How Covid-19 is affecting trust in journalism and the media

Coronavirus is only heightening the challenges facing journalists and media brands, but is also bringing trust and accuracy more to the fore.

Journalists are faced with new challenges each year, as the old media landscape continues to evolve into an increasingly fluid digital ecosystem of competing platforms and outlets. Add a global pandemic into the mix and suddenly everyone’s beat has switched over to the coronavirus narrative.

In a time of uncertainty, there is at least one thing for sure; it’s already been a unique and exceptional year for journalists – and it’s only April. As journalists find themselves strapped for resources, the relationship between them and PR professionals looks to have a very promising future ahead.

Covid-19: the impact

Since coronavirus became a global pandemic, dominating the news and changing everyone’s day-to-day life, journalism has of course been one of many industries affected.

Some themes in particular became apparent in making working life run smoothly. The use of email to pitch to journos has become even more important now, with heavy workloads to consider; expert video interviews are highly regarded in a time when we’re all on our devices at home; and new (positive) angles on Covid-19 stories are growing popular during the crisis.

Media ecosystem

The media ecosystem continues to be challenging this year – and that was before the pandemic. Measuring success is a factor changing the media environment.

With data developing, more organisations are looking for direct links to revenue impact – and content is under observation. Being able to prove that content is leading to subscriptions rather than potentially unread shares by third parties is now more valuable than ever.

(Dis)trust in the media

In the eyes of journalists, the public’s trust in the media is increasing. According to our 2020 global data, journalists believe that eliminating themselves from the ‘fake news’ stigma means ensuring content is 100% accurate. Much like the views expressed in last year’s report, providing correct content is seen as more important than revenue, exclusivity, or being the first to publish the story.

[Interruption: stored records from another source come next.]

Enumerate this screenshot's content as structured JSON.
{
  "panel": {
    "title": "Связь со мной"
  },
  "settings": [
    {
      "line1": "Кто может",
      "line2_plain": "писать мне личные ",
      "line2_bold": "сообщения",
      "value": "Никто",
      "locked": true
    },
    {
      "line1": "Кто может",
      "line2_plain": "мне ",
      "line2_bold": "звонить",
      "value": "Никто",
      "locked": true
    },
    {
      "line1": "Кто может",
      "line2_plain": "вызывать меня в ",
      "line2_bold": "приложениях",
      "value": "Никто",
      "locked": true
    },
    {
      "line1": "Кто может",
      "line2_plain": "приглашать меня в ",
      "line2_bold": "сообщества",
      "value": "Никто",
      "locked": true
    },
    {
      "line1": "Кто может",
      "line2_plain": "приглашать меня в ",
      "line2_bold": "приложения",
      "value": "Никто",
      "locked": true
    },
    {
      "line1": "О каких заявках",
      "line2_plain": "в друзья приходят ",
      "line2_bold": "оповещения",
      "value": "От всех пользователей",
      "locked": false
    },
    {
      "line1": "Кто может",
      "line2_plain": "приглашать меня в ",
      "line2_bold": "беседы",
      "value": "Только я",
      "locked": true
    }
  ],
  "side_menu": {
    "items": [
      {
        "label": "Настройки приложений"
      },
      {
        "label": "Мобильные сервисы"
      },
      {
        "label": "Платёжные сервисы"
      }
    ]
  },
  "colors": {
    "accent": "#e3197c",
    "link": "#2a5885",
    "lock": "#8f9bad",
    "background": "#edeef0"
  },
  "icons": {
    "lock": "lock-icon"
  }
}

Social media algorithms are, unsurprisingly, the newest technology impacting journalism today. The modern journalist may find themselves competing with the social media content flow while juggling their other interests, such as reporting on the facts and the truth of a story, as well as seeking to increase readership and engagement with their work (often via social channels).

While social media algorithms are demanding more and more attention, the relevance of artificial intelligence and machine learning seems to be impacting journalists significantly less, according to this year’s data.


Cision’s 2020 ‘State of the Media’ report confirms that journalism continues to be a tumultuous field, heightened by the pandemic. It highlights that the trust the media has been working to regain with the public is now having an impact in where people go for their virus updates.

In the light of Covid-19, challenges like a lack of resources and staff are even more straining. Combine this with existing daily challenges such as social media algorithms and reporting, and journalists are busier than ever before.

This has been a remarkable and unforgettable year for the media so far, and there’s still so much more to come.